Gabriel und die Rüstungsexporte
Für’s Archiv: Von der Bundespressekonferenz mit Bundeswirtschaftsminister (und Vizekanzler) Sigmar Gabriel, SPD, am (gestrigen) Dienstag gibt es eine Videoaufzeichnung des Bundespresseamtes – und darin sind auch die Aussagen zu Rüstungsexporten enthalten. Auch die Voranfragen für die Genehmigung, meinte Gabriel, könnte man durchaus dem Bundestag mitteilen. Die Grenze sei für ihn die innere Willensbildung der Regierung, die nicht offengelegt werden dürfe.
Das Thema im Video von Minute 39:15 bis 46:40
(Direktlink: http://youtu.be/6rmGPOL7dNg)
Die Voranfragen finden zu einem Zeitpunkt statt, wo das Geschäft noch nicht in trockenen Tüchern ist… Da kann man sich an einer Hand abfingern, dass die Inhalte der an den BT weitergeleiteten Voranfragen ruckzuck in der Öffentlichkeit sind und dann kann man zu 97% auch das dahinter stehende/geplante Geschäft in die Tonne treten.
Dann bauen wir die dt. Industrie ab und kaufen nur noch bei den Franzosen, Briten und Amerikanern ein – feine Idee, Herr Gabriel! Klingeln die Gewerkschaften schon Sturm? Ja?

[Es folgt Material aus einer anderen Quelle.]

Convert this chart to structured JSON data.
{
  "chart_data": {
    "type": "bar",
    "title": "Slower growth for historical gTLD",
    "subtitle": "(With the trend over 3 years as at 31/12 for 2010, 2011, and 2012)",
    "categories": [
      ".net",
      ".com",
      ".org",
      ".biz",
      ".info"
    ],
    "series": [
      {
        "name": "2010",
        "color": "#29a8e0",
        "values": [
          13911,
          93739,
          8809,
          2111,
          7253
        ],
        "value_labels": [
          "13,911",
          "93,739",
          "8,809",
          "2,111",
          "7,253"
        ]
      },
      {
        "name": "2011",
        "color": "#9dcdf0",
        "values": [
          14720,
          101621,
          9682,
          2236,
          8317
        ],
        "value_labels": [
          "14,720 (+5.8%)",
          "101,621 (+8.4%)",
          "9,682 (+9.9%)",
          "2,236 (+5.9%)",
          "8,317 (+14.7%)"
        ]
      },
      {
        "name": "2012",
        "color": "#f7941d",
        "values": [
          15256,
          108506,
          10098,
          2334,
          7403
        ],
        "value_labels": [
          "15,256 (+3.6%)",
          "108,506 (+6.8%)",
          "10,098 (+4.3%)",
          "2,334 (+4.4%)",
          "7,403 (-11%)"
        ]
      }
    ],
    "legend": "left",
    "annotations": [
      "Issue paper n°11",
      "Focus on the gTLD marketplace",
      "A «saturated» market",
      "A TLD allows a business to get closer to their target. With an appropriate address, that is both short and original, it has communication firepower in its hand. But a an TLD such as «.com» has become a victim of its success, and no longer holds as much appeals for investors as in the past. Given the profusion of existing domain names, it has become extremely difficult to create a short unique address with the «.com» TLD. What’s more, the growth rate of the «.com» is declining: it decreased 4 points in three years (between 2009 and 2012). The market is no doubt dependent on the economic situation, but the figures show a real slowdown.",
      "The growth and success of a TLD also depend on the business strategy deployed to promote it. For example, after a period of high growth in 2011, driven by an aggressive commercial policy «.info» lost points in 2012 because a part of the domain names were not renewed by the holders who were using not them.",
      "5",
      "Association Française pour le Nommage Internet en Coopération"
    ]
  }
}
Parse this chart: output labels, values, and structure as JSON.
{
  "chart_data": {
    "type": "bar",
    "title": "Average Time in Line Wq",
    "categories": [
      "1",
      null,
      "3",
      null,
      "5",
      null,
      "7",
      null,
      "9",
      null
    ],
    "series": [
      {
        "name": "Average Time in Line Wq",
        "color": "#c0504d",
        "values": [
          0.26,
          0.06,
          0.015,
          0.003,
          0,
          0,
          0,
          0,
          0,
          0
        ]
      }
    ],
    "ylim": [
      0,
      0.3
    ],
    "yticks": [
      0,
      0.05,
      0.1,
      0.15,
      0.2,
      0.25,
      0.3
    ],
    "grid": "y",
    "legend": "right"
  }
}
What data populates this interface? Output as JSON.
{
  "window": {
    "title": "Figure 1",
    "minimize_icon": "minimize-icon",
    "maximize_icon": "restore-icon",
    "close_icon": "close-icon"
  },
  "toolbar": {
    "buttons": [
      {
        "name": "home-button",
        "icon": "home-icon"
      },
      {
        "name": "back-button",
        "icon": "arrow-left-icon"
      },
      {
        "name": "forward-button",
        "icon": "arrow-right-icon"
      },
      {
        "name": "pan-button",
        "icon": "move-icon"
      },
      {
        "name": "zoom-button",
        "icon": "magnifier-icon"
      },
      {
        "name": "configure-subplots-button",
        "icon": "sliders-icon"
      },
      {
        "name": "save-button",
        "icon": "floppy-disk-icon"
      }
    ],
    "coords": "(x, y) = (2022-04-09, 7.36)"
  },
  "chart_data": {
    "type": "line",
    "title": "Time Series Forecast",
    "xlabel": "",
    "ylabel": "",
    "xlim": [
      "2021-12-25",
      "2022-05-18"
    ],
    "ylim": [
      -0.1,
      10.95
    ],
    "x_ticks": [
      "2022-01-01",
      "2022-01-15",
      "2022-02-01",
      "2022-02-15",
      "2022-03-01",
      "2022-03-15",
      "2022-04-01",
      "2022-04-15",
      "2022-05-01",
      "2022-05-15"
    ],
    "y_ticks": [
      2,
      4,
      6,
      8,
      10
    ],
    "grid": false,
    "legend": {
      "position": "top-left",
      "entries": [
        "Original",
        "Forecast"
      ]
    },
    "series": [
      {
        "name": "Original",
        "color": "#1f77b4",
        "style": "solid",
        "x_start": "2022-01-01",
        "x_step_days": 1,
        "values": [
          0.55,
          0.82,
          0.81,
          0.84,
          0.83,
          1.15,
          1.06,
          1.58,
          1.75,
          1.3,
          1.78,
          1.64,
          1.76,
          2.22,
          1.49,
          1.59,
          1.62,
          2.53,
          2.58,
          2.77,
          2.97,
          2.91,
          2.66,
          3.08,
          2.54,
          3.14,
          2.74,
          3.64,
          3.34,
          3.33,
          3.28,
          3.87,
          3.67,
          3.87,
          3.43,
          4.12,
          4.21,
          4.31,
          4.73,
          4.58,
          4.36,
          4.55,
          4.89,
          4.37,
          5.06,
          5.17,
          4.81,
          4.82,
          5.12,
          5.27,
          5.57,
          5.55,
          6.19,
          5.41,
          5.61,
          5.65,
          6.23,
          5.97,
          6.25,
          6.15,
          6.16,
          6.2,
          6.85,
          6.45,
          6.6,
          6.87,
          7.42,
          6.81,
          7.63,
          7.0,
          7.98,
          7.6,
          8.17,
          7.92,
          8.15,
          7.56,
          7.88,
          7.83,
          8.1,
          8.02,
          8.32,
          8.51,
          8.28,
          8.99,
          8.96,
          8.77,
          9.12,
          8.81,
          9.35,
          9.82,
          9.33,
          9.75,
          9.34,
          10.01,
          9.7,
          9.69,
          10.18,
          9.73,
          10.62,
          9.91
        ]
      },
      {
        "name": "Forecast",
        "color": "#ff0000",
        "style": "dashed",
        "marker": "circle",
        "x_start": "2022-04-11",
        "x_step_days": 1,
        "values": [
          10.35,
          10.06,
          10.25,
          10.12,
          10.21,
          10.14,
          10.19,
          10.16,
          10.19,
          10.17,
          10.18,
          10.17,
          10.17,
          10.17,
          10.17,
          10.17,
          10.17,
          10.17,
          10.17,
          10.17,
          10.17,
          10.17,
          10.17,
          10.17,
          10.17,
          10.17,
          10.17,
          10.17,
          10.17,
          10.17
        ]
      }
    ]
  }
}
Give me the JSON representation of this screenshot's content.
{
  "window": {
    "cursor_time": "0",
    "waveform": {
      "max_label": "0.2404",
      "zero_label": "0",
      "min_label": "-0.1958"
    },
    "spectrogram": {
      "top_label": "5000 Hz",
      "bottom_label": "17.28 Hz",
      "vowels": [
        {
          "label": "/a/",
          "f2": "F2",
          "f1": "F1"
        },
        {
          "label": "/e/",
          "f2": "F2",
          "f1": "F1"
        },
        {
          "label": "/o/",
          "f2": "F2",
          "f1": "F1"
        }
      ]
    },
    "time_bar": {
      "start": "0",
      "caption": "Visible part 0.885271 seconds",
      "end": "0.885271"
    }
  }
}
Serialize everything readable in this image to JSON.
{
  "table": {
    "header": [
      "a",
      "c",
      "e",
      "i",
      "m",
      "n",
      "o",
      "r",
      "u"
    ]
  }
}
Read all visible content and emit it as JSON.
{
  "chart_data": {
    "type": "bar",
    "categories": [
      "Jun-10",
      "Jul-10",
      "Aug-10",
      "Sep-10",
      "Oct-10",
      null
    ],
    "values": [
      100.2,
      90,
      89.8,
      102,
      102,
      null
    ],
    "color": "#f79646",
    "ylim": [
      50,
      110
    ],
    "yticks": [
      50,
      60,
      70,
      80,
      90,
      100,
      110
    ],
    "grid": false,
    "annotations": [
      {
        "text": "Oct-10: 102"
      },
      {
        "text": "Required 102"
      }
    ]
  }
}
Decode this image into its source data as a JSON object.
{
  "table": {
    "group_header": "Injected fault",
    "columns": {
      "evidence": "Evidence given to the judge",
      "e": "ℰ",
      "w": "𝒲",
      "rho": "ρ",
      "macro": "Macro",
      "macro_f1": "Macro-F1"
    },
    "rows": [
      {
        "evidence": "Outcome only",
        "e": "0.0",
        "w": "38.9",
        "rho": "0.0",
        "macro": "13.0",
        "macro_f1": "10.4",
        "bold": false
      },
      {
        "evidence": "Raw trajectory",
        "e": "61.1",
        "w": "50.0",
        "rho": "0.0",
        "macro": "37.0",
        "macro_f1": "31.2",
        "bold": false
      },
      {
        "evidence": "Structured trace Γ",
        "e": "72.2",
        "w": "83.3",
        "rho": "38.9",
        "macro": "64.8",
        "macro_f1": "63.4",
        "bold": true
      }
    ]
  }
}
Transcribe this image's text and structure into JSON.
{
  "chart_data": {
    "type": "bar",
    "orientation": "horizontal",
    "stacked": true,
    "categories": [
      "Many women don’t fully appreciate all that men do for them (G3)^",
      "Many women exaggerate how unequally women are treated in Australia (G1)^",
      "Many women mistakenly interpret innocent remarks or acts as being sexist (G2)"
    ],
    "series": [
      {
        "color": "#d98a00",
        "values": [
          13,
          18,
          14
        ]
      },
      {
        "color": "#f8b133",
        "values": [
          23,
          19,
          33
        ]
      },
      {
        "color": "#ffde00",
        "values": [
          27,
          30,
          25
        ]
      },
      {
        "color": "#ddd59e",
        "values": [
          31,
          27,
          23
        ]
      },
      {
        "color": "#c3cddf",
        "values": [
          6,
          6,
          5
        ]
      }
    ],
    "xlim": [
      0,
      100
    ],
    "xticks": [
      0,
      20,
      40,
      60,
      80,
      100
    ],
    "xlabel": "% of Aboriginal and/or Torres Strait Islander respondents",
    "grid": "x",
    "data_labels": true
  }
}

Verdient ist verdient…
Ganz wie Genscher: Was schwimmt geht immer.
Bei allem Anderen nimmt er das „Kaputt-gehen“ billigend in Kauf.
Auch interessant, dass der BSR seit spätestens Herbst 2013 nicht mehr getagt hat.
Sagt ja auch schon etwas – bei der Weltlage.
Vernetzte Sicherheit eben…
Rüstung ist halt pöhse, wie das Militär.
Leider sind wir bei dem „was schwimmt“ auch nicht unbedingt führend, dafür aber bei den Landsystemen.
@ Memoria
Der BSR hat noch nie das gemacht, was sein Name verspricht. Leider. Daran ändert auch der wohlklingende, aber in der Realität uneingelöste Begriff der Vernetzten Sicherheit nichts.
@KeLaBe:
Schon klar, aber selbst für den Kernbereich Rüstungsexport ist die lange Zeitspanne bemerkenswert. Vor der Wahl hat man ja auch nichts mehr großartig entschieden (sonst hätten wir es irgendwo gelesen): Somit werden seit ca. 1 Jahr Entscheidungen schlichtweg ausgesessen, die für die beteiligten Firmen erhebliche Auswirkungen haben können.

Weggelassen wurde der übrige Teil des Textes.